Many analysts were reluctant to interpret the steep decline in November new home sales as a sign of widespread weakness in the housing market. Instead, some said the results reflected a moderation in sales from an unusually busy October and a wetter than normal fall in some parts of the country.
"Although new home sales fell sharply, it is out of line with the home buying fundamentals," said economist Steven Wood in a report for Insight Economics. "Mortgage rates remained below 6%, mortgage applications stayed robust, and homebuilders reported strong traffic through model homes. Consequently, this drop may be more due to temporary factors like wet weather than the beginning of a major reversal in housing."
Investors seemed less confident and sold off housing stocks today. Shares of Los Angeles-based KB Home, for example, was down more than 2% while Lennar Corp. and Pulte Corp. were both off more than 1%.
In other economic news today, the Commerce Department reported that factory orders for durable goods rose by a larger than expected 1.6% in November, rebounding from a decline the previous month.
There was also good news on the consumer front. Consumer spending — the largest source of economic growth — rose 0.3% in November from the previous month's results, which were also revised upward, according to the Commerce Department.
Personal income also rose last month, registering a 0.2% increase, according to the Commerce Department.

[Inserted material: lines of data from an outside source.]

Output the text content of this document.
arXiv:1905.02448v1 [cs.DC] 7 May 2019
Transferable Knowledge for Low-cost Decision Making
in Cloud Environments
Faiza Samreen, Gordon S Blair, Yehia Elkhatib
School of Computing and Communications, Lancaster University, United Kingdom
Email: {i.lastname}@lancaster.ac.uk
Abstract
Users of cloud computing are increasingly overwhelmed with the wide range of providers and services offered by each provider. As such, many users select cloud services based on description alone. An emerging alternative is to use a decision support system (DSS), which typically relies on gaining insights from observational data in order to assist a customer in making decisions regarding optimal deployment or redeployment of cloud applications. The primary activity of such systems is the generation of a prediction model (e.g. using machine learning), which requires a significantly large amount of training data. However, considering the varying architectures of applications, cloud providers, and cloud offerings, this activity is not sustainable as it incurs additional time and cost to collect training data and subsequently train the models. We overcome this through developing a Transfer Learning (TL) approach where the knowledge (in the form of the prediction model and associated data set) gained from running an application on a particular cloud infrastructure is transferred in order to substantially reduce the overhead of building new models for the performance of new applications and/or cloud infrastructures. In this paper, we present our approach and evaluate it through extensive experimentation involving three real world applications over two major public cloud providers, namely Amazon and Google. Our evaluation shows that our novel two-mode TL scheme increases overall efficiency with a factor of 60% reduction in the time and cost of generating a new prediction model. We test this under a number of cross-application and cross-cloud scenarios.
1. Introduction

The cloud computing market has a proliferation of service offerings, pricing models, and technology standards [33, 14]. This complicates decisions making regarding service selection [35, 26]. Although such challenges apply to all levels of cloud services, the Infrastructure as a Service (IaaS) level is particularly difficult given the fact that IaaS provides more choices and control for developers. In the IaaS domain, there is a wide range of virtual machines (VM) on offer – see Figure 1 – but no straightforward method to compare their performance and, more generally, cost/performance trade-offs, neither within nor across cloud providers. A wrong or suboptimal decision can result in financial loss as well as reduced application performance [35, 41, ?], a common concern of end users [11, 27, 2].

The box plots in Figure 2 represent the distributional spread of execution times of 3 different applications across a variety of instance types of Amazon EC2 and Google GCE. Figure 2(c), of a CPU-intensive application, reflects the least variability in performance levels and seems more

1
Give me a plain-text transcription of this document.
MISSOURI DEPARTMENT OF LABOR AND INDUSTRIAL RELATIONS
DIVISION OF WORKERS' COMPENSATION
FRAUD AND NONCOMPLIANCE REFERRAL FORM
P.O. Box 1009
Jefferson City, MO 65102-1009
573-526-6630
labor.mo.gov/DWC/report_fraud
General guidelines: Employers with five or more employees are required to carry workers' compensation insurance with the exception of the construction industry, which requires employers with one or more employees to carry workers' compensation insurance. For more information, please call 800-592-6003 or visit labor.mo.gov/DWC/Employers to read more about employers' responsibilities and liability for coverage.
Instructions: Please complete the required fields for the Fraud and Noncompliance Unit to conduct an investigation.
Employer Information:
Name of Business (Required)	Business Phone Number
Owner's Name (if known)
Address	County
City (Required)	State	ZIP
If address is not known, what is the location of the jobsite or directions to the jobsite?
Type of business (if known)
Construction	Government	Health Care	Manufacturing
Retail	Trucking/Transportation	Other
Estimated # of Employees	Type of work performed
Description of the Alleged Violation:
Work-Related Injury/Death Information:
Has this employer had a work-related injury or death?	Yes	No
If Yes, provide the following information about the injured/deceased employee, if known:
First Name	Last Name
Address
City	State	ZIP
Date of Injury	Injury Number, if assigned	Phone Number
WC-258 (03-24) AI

The University of Michigan's widely watched index of consumer sentiment rose in December from the previous month to a revised 97.1, according to people with access to the report. The December index was the highest since February.
"Assuming that the labor market recovery does not wither on the vine, that the equity market does not tank, and that oil prices to not rise significantly further, these indicators ought to stay on a generally improving longer term path," said analyst Joshua Shapio at MFR, an economic consulting firm.
In a separate report, the Labor Department said that first time claims for unemployment insurance for the week ended Dec. 18 rose 17,000 from the previous week to a seasonally adjusted 333,000 claims. The four-week moving average was 340,000, a more stable figure, increased by 2,250 claims from the previous week.